Brett Salkeld is a doctoral student in Theology at Regis College, Toronto. He is married with two wonderful children (so far). Outside of theology, his interests include the Toronto Blue Jays, rock’n’roll music and cookware with a lifetime warranty. Brett is the author of two books, the award-winning How Far Can We Go? A Catholic Guide to Sex and Dating (Novalis, 2009; co-author actually) and Can Catholics and Evangelicals Agree about Purgatory and the Last Judgment? (Paulist Press, 2011). The second is a version of his Master’s thesis. From these titles, the careful observer will discern his interests in sex and ecumenism. The link? Where is the Church’s credibility at stake? Brett is writing his doctoral dissertation on the question of Christ’s Presence in the Eucharist as a topic of ecumenical dialogue.

David Cruz-Uribe, SFO is a professor of Mathematics at Trinity College, happily married for 24+ years with three teenage sons.  He is a member of the Secular Franciscan Order and an anti-death penalty activist.  He frequently described himself to his confessor as a “wretched sinner” since he is a) a sinner, and b) not very good at it.  On the American political spectrum and in the Catholic Church he tends to break either left or right, depending.  He is interested in the philosophy of Slavoj Zizek, anarchism and the personalism of the Catholic Worker movement.

Julia Smucker is a Mennonite who has come into full communion with the Catholic Church, or a Catholic profoundly and gratefully shaped by her Mennonite heritage (depending on who she’s talking to), and is a correspondent for the ecumenical group Bridgefolk.  She holds an MA in Systematics from Saint John’s School of Theology in Collegeville, Minnesota, where her classmates dubbed her the Anti-Dichotomy Queen.  She is also a roaming freelance translator and a full-time thinker.

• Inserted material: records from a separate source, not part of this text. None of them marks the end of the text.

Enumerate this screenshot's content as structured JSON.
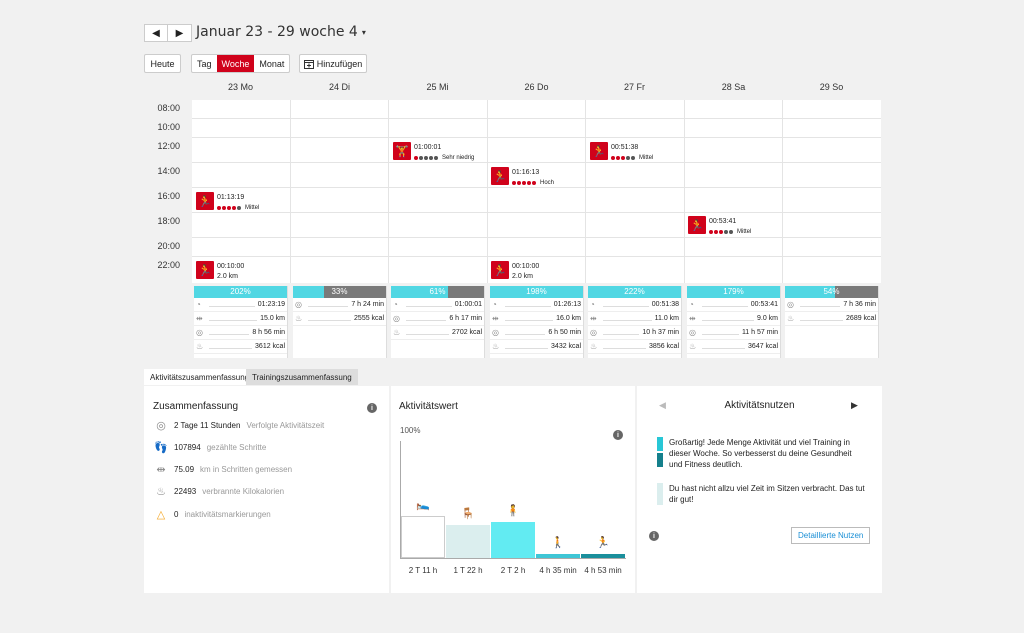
{
  "header": {
    "prev_label": "◀",
    "next_label": "▶",
    "title": "Januar 23 - 29 woche 4",
    "caret": "▾",
    "today_label": "Heute",
    "view_tabs": [
      {
        "label": "Tag"
      },
      {
        "label": "Woche"
      },
      {
        "label": "Monat"
      }
    ],
    "add_label": "Hinzufügen"
  },
  "days": [
    "23 Mo",
    "24 Di",
    "25 Mi",
    "26 Do",
    "27 Fr",
    "28 Sa",
    "29 So"
  ],
  "times": [
    "08:00",
    "10:00",
    "12:00",
    "14:00",
    "16:00",
    "18:00",
    "20:00",
    "22:00"
  ],
  "events": [
    {
      "icon": "running-icon",
      "glyph": "🏃",
      "duration": "01:13:19",
      "intensity": 4,
      "level": "Mittel"
    },
    {
      "icon": "running-icon",
      "glyph": "🏃",
      "duration": "00:10:00",
      "distance": "2.0 km"
    },
    {
      "icon": "strength-icon",
      "glyph": "🏋",
      "duration": "01:00:01",
      "intensity": 1,
      "level": "Sehr niedrig"
    },
    {
      "icon": "running-icon",
      "glyph": "🏃",
      "duration": "01:16:13",
      "intensity": 5,
      "level": "Hoch"
    },
    {
      "icon": "running-icon",
      "glyph": "🏃",
      "duration": "00:10:00",
      "distance": "2.0 km"
    },
    {
      "icon": "running-icon",
      "glyph": "🏃",
      "duration": "00:51:38",
      "intensity": 3,
      "level": "Mittel"
    },
    {
      "icon": "running-icon",
      "glyph": "🏃",
      "duration": "00:53:41",
      "intensity": 3,
      "level": "Mittel"
    }
  ],
  "day_stats": [
    {
      "percent": "202%",
      "fill": 1.0,
      "rows": [
        "01:23:19",
        "15.0 km",
        "8 h 56 min",
        "3612 kcal"
      ]
    },
    {
      "percent": "33%",
      "fill": 0.33,
      "rows": [
        "7 h 24 min",
        "2555 kcal"
      ]
    },
    {
      "percent": "61%",
      "fill": 0.61,
      "rows": [
        "01:00:01",
        "6 h 17 min",
        "2702 kcal"
      ]
    },
    {
      "percent": "198%",
      "fill": 1.0,
      "rows": [
        "01:26:13",
        "16.0 km",
        "6 h 50 min",
        "3432 kcal"
      ]
    },
    {
      "percent": "222%",
      "fill": 1.0,
      "rows": [
        "00:51:38",
        "11.0 km",
        "10 h 37 min",
        "3856 kcal"
      ]
    },
    {
      "percent": "179%",
      "fill": 1.0,
      "rows": [
        "00:53:41",
        "9.0 km",
        "11 h 57 min",
        "3647 kcal"
      ]
    },
    {
      "percent": "54%",
      "fill": 0.54,
      "rows": [
        "7 h 36 min",
        "2689 kcal"
      ]
    }
  ],
  "tabs": {
    "activity": "Aktivitätszusammenfassung",
    "training": "Trainingszusammenfassung"
  },
  "summary": {
    "title": "Zusammenfassung",
    "rows": [
      {
        "value": "2 Tage 11 Stunden",
        "label": "Verfolgte Aktivitätszeit"
      },
      {
        "value": "107894",
        "label": "gezählte Schritte"
      },
      {
        "value": "75.09",
        "label": "km in Schritten gemessen"
      },
      {
        "value": "22493",
        "label": "verbrannte Kilokalorien"
      },
      {
        "value": "0",
        "label": "inaktivitätsmarkierungen"
      }
    ]
  },
  "activity_value": {
    "title": "Aktivitätswert",
    "max_label": "100%",
    "bars": [
      {
        "label": "2 T 11 h",
        "level": 0.36,
        "color": "#ffffff"
      },
      {
        "label": "1 T 22 h",
        "level": 0.28,
        "color": "#dbeeee"
      },
      {
        "label": "2 T 2 h",
        "level": 0.31,
        "color": "#62ebf2"
      },
      {
        "label": "4 h 35 min",
        "level": 0.03,
        "color": "#3ec6d6"
      },
      {
        "label": "4 h 53 min",
        "level": 0.03,
        "color": "#1a8f9c"
      }
    ]
  },
  "benefit": {
    "title": "Aktivitätsnutzen",
    "messages": [
      {
        "text": "Großartig! Jede Menge Aktivität und viel Training in dieser Woche. So verbesserst du deine Gesundheit und Fitness deutlich.",
        "colors": [
          "#28c7d6",
          "#15808c"
        ]
      },
      {
        "text": "Du hast nicht allzu viel Zeit im Sitzen verbracht. Das tut dir gut!",
        "colors": [
          "#dbeeee"
        ]
      }
    ],
    "detail_label": "Detaillierte Nutzen"
  }
}
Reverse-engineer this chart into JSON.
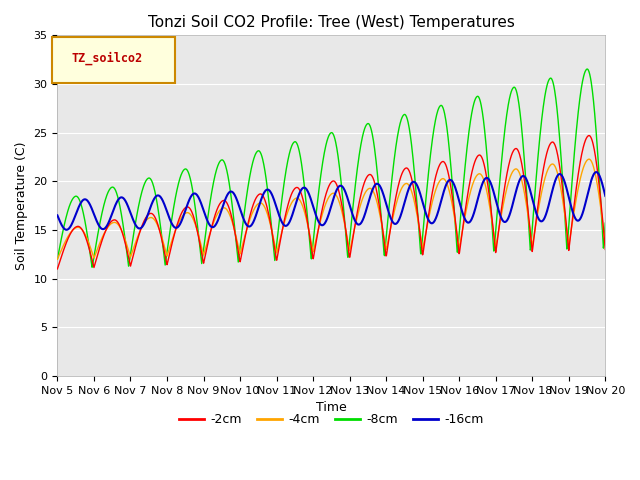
{
  "title": "Tonzi Soil CO2 Profile: Tree (West) Temperatures",
  "xlabel": "Time",
  "ylabel": "Soil Temperature (C)",
  "ylim": [
    0,
    35
  ],
  "xlim": [
    0,
    15
  ],
  "xtick_labels": [
    "Nov 5",
    "Nov 6",
    "Nov 7",
    "Nov 8",
    "Nov 9",
    "Nov 10",
    "Nov 11",
    "Nov 12",
    "Nov 13",
    "Nov 14",
    "Nov 15",
    "Nov 16",
    "Nov 17",
    "Nov 18",
    "Nov 19",
    "Nov 20"
  ],
  "ytick_values": [
    0,
    5,
    10,
    15,
    20,
    25,
    30,
    35
  ],
  "legend_label": "TZ_soilco2",
  "series_labels": [
    "-2cm",
    "-4cm",
    "-8cm",
    "-16cm"
  ],
  "series_colors": [
    "#ff0000",
    "#ffa500",
    "#00dd00",
    "#0000cc"
  ],
  "title_fontsize": 11,
  "axis_fontsize": 9,
  "tick_fontsize": 8
}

Mark DeFrancisis, a regular commenter here at Vox Nova, earned a BA in philosophy from the University of Toronto, St. Michael’s College. He’s done extensive graduate studies in philosophy, English and education at Duquesne University, in Pittsburgh, PA. Mark has worked in Catholic education and youth and young adult ministry. He is a classical music junkie (Bach, Mozart, Bruckner and Mahler are among his favorite composers) and die-hard Pittsburgh Pirates fan.

Matt Talbot, a regular commenter at Vox Nova, blogs over at The Hopeful Populist and lives in Berkeley, California. He describes himself as an ordinary sinner who believes “a saint is a sinner who keeps trying.”

Jeannine M. Pitas is a teacher, writer, academic researcher and Spanish-English translator currently living in Toronto, where she recently completed a PhD at University of Toronto’s Centre for Comparative Literature.